Ne dit-on pas : « seul on va plus vite, mais ensemble on va plus loin » ? Nous avions mis en place un site Internet et nous avions réuni la documentation des pièces permettant aux avocats d’être mandataires en transaction immobilière. Et puis le barreau de Lyon a manifesté son intérêt, puis ceux de Rhône-Alpes suivies par 55 barreaux à travers toute la France. Nous avons donc décidé de changer le nom de notre association stéphanoise pour prendre celui de « Marché immobilier des avocats » et avons changé de modèle économique.
Comment faut-il comprendre le rôle d’un avocat mandataire en transactions immobilières ? Il est entre l’agent immobilier et le notaire ?
Depuis une loi de 2010, les avocats peuvent ajouter trois métiers à leur exercice : la fiducie, le rôle de mandataire de sportifs et celui de mandataire en transactions immobilières. Nous avons tous des clients qui divorcent et qui doivent être accompagnés et conseillés au sujet de leur patrimoine. Nous sommes donc dans le prolongement de notre mission de conseil, il s’agit d’une prestation complémentaire.
Dans le cadre de l’évaluation d’un bien qui devrait être mis en vente, l’avocat fera intervenir des experts indépendants. Il pourra s’inscrire dans le cadre d’une stratégie patrimoniale et de conseil, mais il n’est pas un agent immobilier dont l’intérêt est de réaliser une vente. Quant aux tarifs, ils ne seront pas très différents de ceux pratiqués par les agents immobiliers.

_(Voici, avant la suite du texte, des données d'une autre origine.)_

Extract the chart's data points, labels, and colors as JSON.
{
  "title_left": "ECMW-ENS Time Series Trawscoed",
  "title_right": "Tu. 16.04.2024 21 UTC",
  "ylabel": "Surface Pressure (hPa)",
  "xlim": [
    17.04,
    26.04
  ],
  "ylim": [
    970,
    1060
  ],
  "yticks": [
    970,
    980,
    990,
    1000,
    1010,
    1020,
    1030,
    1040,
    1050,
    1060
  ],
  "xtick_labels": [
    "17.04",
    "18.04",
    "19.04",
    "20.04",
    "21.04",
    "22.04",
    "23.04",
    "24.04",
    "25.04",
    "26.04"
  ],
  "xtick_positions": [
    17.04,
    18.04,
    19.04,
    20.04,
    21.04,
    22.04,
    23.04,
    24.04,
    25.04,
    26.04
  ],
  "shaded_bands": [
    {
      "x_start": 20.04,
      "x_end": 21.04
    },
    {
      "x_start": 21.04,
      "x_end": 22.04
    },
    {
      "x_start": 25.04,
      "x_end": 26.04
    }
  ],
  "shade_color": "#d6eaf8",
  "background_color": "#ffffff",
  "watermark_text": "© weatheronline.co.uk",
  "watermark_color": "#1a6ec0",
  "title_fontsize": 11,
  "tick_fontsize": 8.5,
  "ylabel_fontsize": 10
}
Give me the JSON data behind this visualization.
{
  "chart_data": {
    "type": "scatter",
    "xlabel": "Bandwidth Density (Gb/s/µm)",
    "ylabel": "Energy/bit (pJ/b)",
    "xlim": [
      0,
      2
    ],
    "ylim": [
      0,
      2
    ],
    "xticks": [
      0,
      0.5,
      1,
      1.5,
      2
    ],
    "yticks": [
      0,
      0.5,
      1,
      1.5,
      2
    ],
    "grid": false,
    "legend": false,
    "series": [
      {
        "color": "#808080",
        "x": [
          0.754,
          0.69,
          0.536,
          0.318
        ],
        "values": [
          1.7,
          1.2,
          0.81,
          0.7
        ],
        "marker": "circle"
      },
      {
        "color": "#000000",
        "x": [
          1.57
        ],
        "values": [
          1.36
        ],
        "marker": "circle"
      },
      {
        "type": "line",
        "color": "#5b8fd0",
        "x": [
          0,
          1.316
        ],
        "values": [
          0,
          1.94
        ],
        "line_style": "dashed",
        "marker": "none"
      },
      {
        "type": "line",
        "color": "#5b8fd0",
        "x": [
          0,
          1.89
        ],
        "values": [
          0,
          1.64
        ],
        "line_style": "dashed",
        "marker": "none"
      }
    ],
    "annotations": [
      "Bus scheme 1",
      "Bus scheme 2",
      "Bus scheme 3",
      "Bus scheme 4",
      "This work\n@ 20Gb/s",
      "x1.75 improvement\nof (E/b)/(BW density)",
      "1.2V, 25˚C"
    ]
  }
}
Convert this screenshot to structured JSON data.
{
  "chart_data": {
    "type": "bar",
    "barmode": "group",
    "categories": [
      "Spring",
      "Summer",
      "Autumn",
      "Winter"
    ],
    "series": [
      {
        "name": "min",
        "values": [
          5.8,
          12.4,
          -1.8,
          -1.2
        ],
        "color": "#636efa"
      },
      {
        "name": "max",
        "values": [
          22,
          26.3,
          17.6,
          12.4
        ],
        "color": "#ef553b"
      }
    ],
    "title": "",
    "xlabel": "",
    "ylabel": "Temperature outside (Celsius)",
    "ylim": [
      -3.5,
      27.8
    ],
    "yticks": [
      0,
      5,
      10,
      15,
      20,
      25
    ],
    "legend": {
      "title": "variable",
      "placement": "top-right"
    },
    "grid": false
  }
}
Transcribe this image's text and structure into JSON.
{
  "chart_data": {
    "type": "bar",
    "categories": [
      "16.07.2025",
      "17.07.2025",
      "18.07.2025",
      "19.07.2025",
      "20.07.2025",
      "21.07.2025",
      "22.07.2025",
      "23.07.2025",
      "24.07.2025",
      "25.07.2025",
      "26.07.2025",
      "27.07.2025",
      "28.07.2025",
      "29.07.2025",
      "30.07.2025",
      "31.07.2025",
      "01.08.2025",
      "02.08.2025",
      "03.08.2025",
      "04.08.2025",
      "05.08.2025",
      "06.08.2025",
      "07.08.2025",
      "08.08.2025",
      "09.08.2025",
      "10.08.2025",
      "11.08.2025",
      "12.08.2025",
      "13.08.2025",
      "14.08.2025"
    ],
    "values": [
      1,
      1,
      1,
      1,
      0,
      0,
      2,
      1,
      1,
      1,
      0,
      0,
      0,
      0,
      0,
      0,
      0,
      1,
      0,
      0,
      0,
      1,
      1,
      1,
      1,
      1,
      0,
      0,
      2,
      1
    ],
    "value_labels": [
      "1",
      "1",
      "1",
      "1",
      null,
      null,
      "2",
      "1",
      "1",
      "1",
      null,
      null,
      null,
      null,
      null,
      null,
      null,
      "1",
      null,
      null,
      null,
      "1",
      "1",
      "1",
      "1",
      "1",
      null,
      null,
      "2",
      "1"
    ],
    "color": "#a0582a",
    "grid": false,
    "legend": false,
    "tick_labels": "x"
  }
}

Combien d’avocats ont déjà adhéré à votre association ?
Au printemps 235 avocats s’étaient inscrits et à la fin décembre nous étions 500. L’association, dont le siège est à Lyon, emploie trois permanents. Le site Internet est ouvert depuis le 30 septembre. Nous pourrons réaliser un premier bilan d’ici à deux ans, le temps d’atteindre notre rythme de croisière.